Unlike most of his peer group, 25-year old Lokeno Toriepe spends his free time talking about trees. 

Toriepe is a Pokot from Ltungai Community Conservancy. Poverty rates are high here, a driving force, Toriepe says, behind the illegal deforestation for charcoal production that is fast degrading the landscape he loves. 

“Most of the community rely on livestock,” he says, “but deforestation contributes to environment degradation, and makes worse the effects of drought and wildfires. This affects livestock a lot.” 

A livestock herder himself, Toriepe has seen that the connection between the health of the land and the health of his cattle is strong. That is why he now leads campaigns to sensitize his peers on issues around deforestation and charcoal production. 

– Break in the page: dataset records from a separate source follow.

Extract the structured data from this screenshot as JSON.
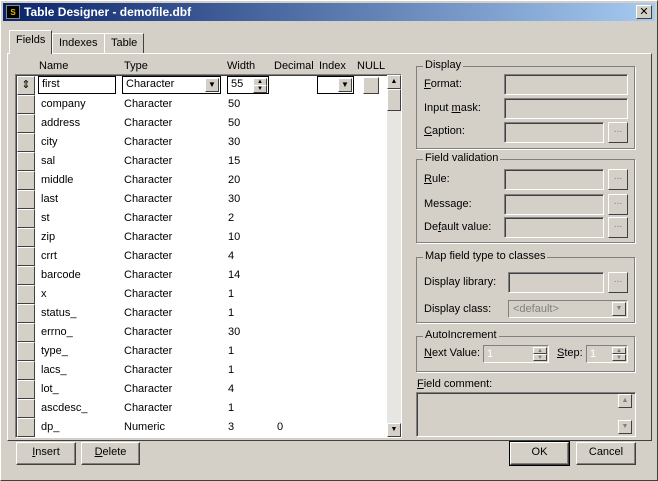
{
  "window": {
    "title": "Table Designer - demofile.dbf",
    "icon_text": "S"
  },
  "tabs": [
    {
      "label": "Fields"
    },
    {
      "label": "Indexes"
    },
    {
      "label": "Table"
    }
  ],
  "columns": {
    "name": "Name",
    "type": "Type",
    "width": "Width",
    "decimal": "Decimal",
    "index": "Index",
    "null": "NULL"
  },
  "edit_row": {
    "name": "first",
    "type": "Character",
    "width": "55",
    "index": ""
  },
  "rows": [
    {
      "name": "company",
      "type": "Character",
      "width": "50",
      "decimal": ""
    },
    {
      "name": "address",
      "type": "Character",
      "width": "50",
      "decimal": ""
    },
    {
      "name": "city",
      "type": "Character",
      "width": "30",
      "decimal": ""
    },
    {
      "name": "sal",
      "type": "Character",
      "width": "15",
      "decimal": ""
    },
    {
      "name": "middle",
      "type": "Character",
      "width": "20",
      "decimal": ""
    },
    {
      "name": "last",
      "type": "Character",
      "width": "30",
      "decimal": ""
    },
    {
      "name": "st",
      "type": "Character",
      "width": "2",
      "decimal": ""
    },
    {
      "name": "zip",
      "type": "Character",
      "width": "10",
      "decimal": ""
    },
    {
      "name": "crrt",
      "type": "Character",
      "width": "4",
      "decimal": ""
    },
    {
      "name": "barcode",
      "type": "Character",
      "width": "14",
      "decimal": ""
    },
    {
      "name": "x",
      "type": "Character",
      "width": "1",
      "decimal": ""
    },
    {
      "name": "status_",
      "type": "Character",
      "width": "1",
      "decimal": ""
    },
    {
      "name": "errno_",
      "type": "Character",
      "width": "30",
      "decimal": ""
    },
    {
      "name": "type_",
      "type": "Character",
      "width": "1",
      "decimal": ""
    },
    {
      "name": "lacs_",
      "type": "Character",
      "width": "1",
      "decimal": ""
    },
    {
      "name": "lot_",
      "type": "Character",
      "width": "4",
      "decimal": ""
    },
    {
      "name": "ascdesc_",
      "type": "Character",
      "width": "1",
      "decimal": ""
    },
    {
      "name": "dp_",
      "type": "Numeric",
      "width": "3",
      "decimal": "0"
    }
  ],
  "display": {
    "title": "Display",
    "format_pre": "",
    "format_u": "F",
    "format_post": "ormat:",
    "input_mask_pre": "Input ",
    "input_mask_u": "m",
    "input_mask_post": "ask:",
    "caption_pre": "",
    "caption_u": "C",
    "caption_post": "aption:"
  },
  "validation": {
    "title": "Field validation",
    "rule_pre": "",
    "rule_u": "R",
    "rule_post": "ule:",
    "message_label": "Message:",
    "default_pre": "De",
    "default_u": "f",
    "default_post": "ault value:"
  },
  "classes": {
    "title": "Map field type to classes",
    "library_label": "Display library:",
    "class_label": "Display class:",
    "class_value": "<default>"
  },
  "autoinc": {
    "title": "AutoIncrement",
    "next_pre": "",
    "next_u": "N",
    "next_post": "ext Value:",
    "next_value": "1",
    "step_pre": "",
    "step_u": "S",
    "step_post": "tep:",
    "step_value": "1"
  },
  "comment": {
    "label_pre": "",
    "label_u": "F",
    "label_post": "ield comment:"
  },
  "buttons": {
    "insert_pre": "",
    "insert_u": "I",
    "insert_post": "nsert",
    "delete_pre": "",
    "delete_u": "D",
    "delete_post": "elete",
    "ok": "OK",
    "cancel": "Cancel"
  }
}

“We need trees for the survival of present and future generations, that is why I have set myself out to champion against charcoal burning and logging in our area,” he says. 

Two years ago, the Kenyan government imposed a ban on logging and charcoal burning, and with the support of the Kenya Forest Service (KFS), community conservancy rangers and communities across the landscape are beginning to tackle this complex issue.

“We reached out to the charcoal burners who argued that they were engaging in the trade for survival since they do not have other income,” says Toriepe. “We listed its effects and how it would impact their livelihoods in the future, and encouraged them to resort to other alternative income generating activities,” he added.

Through NRT-Trading, the community in Amaiya are now able to access grants and loans to help them start up new businesses, boost existing ones, and diversify their farming to include crops, bee keeping, and poultry. This is helping reduce reliance on charcoal sales. 

“Initially, we used to see sacks filled with charcoal lined up for transportation,” says Toriepe, “but owing to this campaign we’re not seeing as many.”

These small successes are what keeps Toriepe motivated with his mission. “Although the communities’ urge to restore the forest continues, we still have a few who are still engaging in the illegal activity,” he adds, “so I will keep going!”.